By Jeffrey M. Anderson
One of the most interesting scenes in Kirby Dick and Amy Ziering's new documentary, Derrida, which opens today at the Opera Plaza and at the Rafael Film Center, does not involve Jacques Derrida's ideas.
Rather, it entails a young, attractive blonde who giggles and fawns over the 70-something philosopher and asks him to autograph his book for her.
It turns out that philosophers, like rock stars, are babe magnets.
In that light, the scrappy Derrida is an entirely appropriate portrait of the man who introduced the idea of deconstructionism and may be the world's greatest living philosopher.
Directors Ziering (who makes her feature debut here) and Dick (who made the notorious Sick: The Life & Death of Bob Flanagan, Supermasochist, from 1997) try to keep the filmmaking as fluid, or as slippery, as their subject's thought patterns.
When we first meet Derrida, he's a man like any other, trying to find his keys before he goes out the door. The filmmakers follow him through the street and try to get him to speak about the nature of biography and the way appearing on camera changes identity. But he doesn't bite; he suggests that he merely acts differently when the camera is on. (In one scene, he explains that he ordinarily works in his pajamas but that he got dressed for the film.)
In another scene, the filmmakers ask Derrida to tell the story of how he met his wife, but neither the philosopher nor his wife will budge. Later, they show Derrida the footage of his refusal and ask for his thoughts. Still later, they show him the footage of him watching the footage of his refusal and ask for his thoughts.
This sequence is meant to illustrate the notion of deconstructionism, "the definition of which is a challenge to the attempt to establish any ultimate or secure meaning in a text." The scene is almost ridiculous, but fortunately, it's a ridiculousness so extreme it becomes interesting.
This is not to say Derrida undermines the great thinker's works. He gets plenty of time to discuss his theories, and the film provides lengthy quotes from his many published works. Sometimes these quotes snag and unravel as you're listening to them -- you spend the entire quote chasing after its meaning like a runaway roll of toilet paper -- but bits and pieces stick.

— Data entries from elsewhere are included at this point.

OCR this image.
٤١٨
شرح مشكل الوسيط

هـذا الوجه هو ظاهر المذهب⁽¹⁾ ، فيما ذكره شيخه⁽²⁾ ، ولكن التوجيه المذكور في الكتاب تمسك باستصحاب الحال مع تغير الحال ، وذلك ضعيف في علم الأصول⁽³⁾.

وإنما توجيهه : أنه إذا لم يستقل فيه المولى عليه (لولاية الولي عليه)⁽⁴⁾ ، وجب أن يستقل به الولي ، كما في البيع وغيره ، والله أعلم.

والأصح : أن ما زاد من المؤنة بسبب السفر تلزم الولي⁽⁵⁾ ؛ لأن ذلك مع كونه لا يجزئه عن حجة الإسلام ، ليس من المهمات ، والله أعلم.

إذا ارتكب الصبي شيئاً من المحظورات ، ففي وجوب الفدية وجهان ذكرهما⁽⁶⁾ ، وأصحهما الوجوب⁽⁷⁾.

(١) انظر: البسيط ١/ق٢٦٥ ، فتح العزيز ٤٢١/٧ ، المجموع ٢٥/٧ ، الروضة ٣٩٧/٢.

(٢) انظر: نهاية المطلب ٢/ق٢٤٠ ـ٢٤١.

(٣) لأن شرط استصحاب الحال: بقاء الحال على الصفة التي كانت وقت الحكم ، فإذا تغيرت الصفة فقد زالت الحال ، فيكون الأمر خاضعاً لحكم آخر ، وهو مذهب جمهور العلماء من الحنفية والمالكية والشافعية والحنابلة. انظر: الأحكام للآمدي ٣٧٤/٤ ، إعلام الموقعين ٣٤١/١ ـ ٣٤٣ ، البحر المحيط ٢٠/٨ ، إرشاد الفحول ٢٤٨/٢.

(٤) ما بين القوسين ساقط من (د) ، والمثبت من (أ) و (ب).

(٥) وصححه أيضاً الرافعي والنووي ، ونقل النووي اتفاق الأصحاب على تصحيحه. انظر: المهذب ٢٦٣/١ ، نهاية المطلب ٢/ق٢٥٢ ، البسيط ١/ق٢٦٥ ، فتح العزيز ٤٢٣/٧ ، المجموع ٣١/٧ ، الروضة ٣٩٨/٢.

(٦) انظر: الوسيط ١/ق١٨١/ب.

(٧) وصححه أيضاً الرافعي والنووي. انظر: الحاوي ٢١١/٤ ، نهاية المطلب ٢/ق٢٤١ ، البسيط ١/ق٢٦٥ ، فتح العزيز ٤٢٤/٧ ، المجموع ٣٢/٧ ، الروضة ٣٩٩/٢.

One of the clearer presentations has Derrida speaking about forgiveness just after visiting Nelson Mandela's former prison cell.
Sometimes the filmmakers themselves seem to be at a loss for what to do with their subject. Groping for a little help, they ask Derrida what he would like to see in a documentary about, say, Hegel. He responds, "His sex life."
Derrida clearly loves to baffle his audience as much as challenge him. In one scene, a journalist trying to get Derrida to link deconstructionism with "Sienfeld." Derrida has no idea what she's talking about and dismisses her, telling her to read more.
Ultimately, films are about people. And whether or not you're enlightened by any of Derrida's lectures on "the other" and "the self," Derrida is an undeniably fascinating and playful fellow.